Образ, однако, уже сыграл свою роль — создал контрастный фон для последующего изложения, провел черту, от которой начинается предъявление сурового гуманистического счета фашизму и войне. Цвейг нарисовал точную и правдивую картину европейской трагедии. Она мрачна, но не безысходна, ибо скрашивают ее люди, как и всегда у него, отдельные, но не отступившиеся, не побежденные. Это Роден, Роллан, Рильке, Рихард Штраус, Мазерель, Бенедетто Кроче. Они — друзья, единомышленники, порой просто знакомые автора. Перед нами проходят разные характеры — воители духа вроде Роллана и чистые художники вроде Рильке. Поскольку каждый из них — неотъемлемое слагаемое культуры эпохи, их портреты ценны и сами по себе. Но еще важнее, что взятые вместе они оправдывают цвейговскую уверенность «в вечном движении Вперед и Вперед».

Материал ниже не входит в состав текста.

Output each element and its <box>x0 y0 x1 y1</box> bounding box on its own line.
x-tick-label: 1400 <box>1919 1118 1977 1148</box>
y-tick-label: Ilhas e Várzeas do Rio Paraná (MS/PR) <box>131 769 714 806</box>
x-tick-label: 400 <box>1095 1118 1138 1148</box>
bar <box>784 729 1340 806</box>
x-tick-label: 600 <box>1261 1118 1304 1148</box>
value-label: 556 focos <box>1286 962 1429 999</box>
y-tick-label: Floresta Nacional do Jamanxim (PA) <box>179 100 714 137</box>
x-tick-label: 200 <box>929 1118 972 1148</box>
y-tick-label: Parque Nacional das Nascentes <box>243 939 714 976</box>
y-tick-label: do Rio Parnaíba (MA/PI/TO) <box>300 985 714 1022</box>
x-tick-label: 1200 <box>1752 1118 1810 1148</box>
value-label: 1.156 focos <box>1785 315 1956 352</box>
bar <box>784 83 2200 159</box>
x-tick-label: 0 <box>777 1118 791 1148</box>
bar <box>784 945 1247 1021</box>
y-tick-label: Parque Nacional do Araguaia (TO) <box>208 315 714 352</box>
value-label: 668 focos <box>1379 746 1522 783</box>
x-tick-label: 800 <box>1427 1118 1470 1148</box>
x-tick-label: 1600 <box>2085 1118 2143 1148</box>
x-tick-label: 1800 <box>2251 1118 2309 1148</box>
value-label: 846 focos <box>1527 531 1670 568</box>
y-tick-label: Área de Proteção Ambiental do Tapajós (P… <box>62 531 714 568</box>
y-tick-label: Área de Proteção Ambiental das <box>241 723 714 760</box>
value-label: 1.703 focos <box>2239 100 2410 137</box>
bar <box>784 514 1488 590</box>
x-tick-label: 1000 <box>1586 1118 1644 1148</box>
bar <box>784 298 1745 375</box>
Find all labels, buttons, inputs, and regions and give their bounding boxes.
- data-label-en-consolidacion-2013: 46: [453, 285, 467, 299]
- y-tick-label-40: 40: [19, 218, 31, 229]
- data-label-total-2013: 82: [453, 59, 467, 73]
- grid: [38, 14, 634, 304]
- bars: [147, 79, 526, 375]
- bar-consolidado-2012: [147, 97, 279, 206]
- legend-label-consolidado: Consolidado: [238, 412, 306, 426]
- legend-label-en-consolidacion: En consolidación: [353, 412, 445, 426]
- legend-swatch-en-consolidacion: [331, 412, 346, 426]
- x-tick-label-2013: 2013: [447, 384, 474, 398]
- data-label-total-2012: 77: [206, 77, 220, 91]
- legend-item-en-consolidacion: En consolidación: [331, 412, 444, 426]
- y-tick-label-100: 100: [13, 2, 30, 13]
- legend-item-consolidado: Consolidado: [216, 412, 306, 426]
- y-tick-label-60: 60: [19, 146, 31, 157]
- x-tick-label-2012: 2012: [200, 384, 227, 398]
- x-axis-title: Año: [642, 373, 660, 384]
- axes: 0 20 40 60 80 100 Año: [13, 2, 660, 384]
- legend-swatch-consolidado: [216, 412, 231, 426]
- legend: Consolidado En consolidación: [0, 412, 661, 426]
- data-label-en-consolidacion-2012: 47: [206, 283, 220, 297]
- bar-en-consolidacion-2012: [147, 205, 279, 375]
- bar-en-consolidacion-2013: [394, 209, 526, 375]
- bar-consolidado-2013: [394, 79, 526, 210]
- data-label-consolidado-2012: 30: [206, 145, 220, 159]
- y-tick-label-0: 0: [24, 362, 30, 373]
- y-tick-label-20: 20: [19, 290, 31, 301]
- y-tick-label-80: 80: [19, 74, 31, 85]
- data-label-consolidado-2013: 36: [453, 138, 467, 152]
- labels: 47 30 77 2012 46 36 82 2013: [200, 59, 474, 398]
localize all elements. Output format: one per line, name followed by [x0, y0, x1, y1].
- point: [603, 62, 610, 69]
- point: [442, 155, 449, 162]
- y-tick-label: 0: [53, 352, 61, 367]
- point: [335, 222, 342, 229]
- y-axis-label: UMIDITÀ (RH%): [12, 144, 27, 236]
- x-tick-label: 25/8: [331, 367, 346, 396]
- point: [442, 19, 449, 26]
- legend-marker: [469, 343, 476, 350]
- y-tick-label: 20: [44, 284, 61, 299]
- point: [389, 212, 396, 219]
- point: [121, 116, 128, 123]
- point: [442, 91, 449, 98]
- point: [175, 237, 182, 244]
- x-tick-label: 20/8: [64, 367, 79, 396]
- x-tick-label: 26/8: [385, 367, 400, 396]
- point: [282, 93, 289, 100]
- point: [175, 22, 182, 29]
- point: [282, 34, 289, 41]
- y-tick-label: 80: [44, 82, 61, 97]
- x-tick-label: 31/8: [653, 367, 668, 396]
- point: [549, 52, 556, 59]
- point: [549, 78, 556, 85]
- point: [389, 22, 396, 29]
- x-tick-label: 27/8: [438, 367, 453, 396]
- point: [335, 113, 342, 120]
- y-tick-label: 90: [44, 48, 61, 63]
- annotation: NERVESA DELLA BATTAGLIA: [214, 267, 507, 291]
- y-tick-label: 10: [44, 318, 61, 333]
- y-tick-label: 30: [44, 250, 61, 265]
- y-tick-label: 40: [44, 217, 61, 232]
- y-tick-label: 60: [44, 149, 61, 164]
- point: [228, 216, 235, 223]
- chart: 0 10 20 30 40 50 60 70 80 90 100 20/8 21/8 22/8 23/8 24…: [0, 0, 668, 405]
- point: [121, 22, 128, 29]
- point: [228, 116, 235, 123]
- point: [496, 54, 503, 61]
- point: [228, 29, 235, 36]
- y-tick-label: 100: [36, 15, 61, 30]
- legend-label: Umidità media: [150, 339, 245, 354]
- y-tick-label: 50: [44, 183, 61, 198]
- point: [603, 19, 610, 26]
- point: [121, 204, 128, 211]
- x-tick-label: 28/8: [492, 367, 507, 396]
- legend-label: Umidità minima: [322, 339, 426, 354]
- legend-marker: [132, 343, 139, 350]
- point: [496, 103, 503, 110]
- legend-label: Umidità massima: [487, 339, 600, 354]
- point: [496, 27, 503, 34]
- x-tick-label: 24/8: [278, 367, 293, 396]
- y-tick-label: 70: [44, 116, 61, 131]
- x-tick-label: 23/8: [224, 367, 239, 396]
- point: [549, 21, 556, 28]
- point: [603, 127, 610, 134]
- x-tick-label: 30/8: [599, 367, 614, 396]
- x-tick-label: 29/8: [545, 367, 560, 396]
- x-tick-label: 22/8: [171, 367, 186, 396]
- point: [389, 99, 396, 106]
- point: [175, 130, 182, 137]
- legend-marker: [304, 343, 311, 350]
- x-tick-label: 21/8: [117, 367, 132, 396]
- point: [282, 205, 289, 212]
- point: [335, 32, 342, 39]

Над гробом Йозефа Рота Цвейг провозгласил: «Мы не смеем терять мужества, видя, как редеют наши ряды, мы не смеем даже предаваться печали, видя, как справа и слева от нас падают лучшие из наших товарищей, ибо, как я уже сказал, мы находимся на фронте, на опаснейшем его участке». И он не простил Роту, что тот убил себя пьянством. А сам четыре года спустя в Петрополисе близ Рио-де-Жанейро вместе с женой добровольно ушел из жизни. Значит ли это, что война и изгнание были, по словам Верфеля, «ударом, который Цвейг не смог перенести»? Если да, то лишь в личном плане. Ведь свое предсмертное письмо он завершил словами: «Я приветствую всех моих друзей. Возможно, они увидят зарю после долгой ночи. Я, самый нетерпеливый, ухожу раньше их». В плане мировоззренческом Цвейг так и остался оптимистом.

Оптимизм, помноженный на талант рассказчика, обеспечил ему то достойное место, которое он и по сей день занимает на литературном Олимпе.

Примечания.

1 Der große Europäer Stefan Zweig. Muüchen, S. 278 — 279.

2 Роллан Р. Собр. соч. в 14-ти томах, т. 14. М., 1958, с. 408.

3 Митрохин Л. Н. Стефан Цвейг: фанатики, еретики, гуманисты. — В кн.: Цвейг С. Очерки. М., 1985, с. 6.

4 Митрохин Л. Н. Стефан Цвейг: фанатики, еретики, гуманисты. — В кн.: Цвейг С. Очерки. М., 1985, с. 5 — 6.

5 Aufbau und Untergang. Osterreichische Kultur zwischen 1918 und 1938. Wien — München — Zürich, 1981, S. 393.

6 Куsеr Н.Über den historischen Roman. — In: Die Literatur 32. 1929-1930, S. 681-682.

7 Osterreichische Literatur der dreißiger Jahre. Wien — Köln — Graz, 1985.

8 Lukaсs G. Der historische Roman. Berlin, 1955, S. 290.